Ner was the father of Kish, Kish of Saul, Saul of Jonathan (1Chronicles 8:33). Saul, the first king of Israel, began well, and his faithfulness is revealed in the name he chose for his first son, Jonathan, “The Lord Gives.” Saul looked to God as the giver of good. This is what you want in a king. Sign of Saul’s decay shows up, however, in the naming of son number for, continues, Eshbaal. Baal, a borrowed god from foreign nations, was a constant disruption to Israel’s devotion to the one true God. Saul named his son Eshbaal, “Man of Baal.” Little wonder God spoke to his prophet Samuel, “I regret that I have made Saul king, for he has turned back from following me (1Samuel 15:11).
“And the son of Jonathan,” the list continues, “was Merib-baal” (1Chronicles 8:34). Merib-baal, “One Who Contends with Baal,” declares Jonathan’s response to the idolatry of his father. It also displays his heart, which explains the close friendship he enjoyed with David, a man after God’s heart. David would replace the failed king, Jonathan’s father, Saul.
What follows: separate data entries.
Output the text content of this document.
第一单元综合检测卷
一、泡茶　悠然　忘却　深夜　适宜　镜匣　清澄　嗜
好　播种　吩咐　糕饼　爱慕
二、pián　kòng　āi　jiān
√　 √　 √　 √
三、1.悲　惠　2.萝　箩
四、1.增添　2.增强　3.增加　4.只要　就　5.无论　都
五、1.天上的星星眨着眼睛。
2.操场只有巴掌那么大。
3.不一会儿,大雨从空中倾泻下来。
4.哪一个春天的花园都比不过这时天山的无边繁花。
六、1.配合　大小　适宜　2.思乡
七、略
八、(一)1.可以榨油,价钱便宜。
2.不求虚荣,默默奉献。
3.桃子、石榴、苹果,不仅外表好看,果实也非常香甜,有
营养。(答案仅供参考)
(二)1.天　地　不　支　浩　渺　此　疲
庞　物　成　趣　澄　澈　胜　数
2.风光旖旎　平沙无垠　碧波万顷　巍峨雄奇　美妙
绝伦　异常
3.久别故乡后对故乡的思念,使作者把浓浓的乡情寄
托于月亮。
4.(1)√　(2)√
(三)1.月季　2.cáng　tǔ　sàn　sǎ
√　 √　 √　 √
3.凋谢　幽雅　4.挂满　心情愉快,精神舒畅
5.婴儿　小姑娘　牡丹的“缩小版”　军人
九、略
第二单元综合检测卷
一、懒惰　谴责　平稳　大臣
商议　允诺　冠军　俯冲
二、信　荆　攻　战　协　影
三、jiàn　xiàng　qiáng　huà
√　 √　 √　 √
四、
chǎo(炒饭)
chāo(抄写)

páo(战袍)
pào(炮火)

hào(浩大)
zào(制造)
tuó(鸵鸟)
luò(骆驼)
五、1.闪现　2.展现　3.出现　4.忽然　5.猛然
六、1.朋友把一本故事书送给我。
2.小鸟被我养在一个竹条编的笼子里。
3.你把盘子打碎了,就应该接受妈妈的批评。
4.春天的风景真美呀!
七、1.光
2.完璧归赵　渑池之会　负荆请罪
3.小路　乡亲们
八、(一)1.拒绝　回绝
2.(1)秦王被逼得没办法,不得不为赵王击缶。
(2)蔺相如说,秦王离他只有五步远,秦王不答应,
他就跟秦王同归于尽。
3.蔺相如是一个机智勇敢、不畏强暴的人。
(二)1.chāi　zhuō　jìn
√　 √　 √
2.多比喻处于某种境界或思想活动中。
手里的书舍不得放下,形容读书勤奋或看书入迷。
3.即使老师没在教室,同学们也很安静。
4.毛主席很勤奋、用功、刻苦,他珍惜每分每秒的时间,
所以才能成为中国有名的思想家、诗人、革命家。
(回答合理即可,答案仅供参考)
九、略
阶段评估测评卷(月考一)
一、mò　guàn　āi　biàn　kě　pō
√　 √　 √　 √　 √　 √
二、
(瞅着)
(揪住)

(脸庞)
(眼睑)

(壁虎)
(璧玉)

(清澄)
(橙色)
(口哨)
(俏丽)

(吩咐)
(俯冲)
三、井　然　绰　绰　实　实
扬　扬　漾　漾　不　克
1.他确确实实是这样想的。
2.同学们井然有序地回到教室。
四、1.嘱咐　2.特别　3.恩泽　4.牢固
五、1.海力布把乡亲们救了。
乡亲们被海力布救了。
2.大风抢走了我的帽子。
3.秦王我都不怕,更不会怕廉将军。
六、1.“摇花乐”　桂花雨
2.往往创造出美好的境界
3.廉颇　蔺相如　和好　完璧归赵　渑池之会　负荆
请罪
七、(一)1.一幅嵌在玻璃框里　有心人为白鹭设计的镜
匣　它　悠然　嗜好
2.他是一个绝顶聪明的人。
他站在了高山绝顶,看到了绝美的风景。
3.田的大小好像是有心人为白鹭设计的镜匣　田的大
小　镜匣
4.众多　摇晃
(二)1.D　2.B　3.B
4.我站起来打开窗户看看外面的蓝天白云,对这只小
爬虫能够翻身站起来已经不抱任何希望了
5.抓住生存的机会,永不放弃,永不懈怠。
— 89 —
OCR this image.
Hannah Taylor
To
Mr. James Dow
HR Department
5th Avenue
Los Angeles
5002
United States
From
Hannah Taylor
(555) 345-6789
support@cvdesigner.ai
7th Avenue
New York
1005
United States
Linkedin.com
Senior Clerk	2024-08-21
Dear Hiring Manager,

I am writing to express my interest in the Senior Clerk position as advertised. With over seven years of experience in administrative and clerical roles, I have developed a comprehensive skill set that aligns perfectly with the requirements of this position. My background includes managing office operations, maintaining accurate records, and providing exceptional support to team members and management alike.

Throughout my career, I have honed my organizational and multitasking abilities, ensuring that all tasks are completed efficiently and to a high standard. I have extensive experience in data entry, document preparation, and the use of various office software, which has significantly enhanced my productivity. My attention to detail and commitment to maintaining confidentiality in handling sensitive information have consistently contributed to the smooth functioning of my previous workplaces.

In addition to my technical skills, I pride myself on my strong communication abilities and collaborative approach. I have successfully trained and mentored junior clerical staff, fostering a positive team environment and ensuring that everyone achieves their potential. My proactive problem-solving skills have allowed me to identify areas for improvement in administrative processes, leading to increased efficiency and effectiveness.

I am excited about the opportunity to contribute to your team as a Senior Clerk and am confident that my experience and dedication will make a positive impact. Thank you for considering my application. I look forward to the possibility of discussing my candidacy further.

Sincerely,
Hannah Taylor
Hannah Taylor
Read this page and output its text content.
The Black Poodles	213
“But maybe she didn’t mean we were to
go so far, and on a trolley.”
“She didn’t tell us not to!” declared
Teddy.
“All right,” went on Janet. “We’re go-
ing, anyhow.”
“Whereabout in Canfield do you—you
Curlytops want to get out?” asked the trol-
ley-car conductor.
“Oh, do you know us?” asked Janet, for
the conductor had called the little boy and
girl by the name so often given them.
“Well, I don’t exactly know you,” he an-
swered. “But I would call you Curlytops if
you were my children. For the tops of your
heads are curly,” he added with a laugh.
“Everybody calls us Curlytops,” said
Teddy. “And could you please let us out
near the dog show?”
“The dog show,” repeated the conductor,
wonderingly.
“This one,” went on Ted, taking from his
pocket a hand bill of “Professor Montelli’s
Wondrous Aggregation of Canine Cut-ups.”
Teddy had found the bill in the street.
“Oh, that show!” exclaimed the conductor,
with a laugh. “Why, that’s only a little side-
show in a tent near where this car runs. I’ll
Before a kingdom finds unity, we must answer the question, “What is it that unites us?” The answer will determine whether we are united for good or evil. But if there is no answer, there will be no unity. A divided kingdom, a divided family, springs from a divided heart. Saul’s wandering devotion led his family and his kingdom into disarray. Joshua had warned Israel of this before the kings appeared, as they first entered God’s promised land, “Choose this day whom you will serve, whether the gods your fathers served in the region beyond the River, or the gods of the Amorites in whose land you dwell. But as for me and my house, we will serve the Lord” (Joshua 24:15).
My God, You are One, the Only God, there is no other, and You alone have my heart, undivided, fully devoted to You. Keep my heart pure and strong, so that my eyes will not follow temptation. Protect my household, that we may always keep You first.
Each day, may I rise up looking to You, remembering that the day before me is a gift from You, and I should delight in it. Offering myself to You each morning, the day before me will be a display of my devotion, and the world will see that You are my God, and that my God is good and full of grace.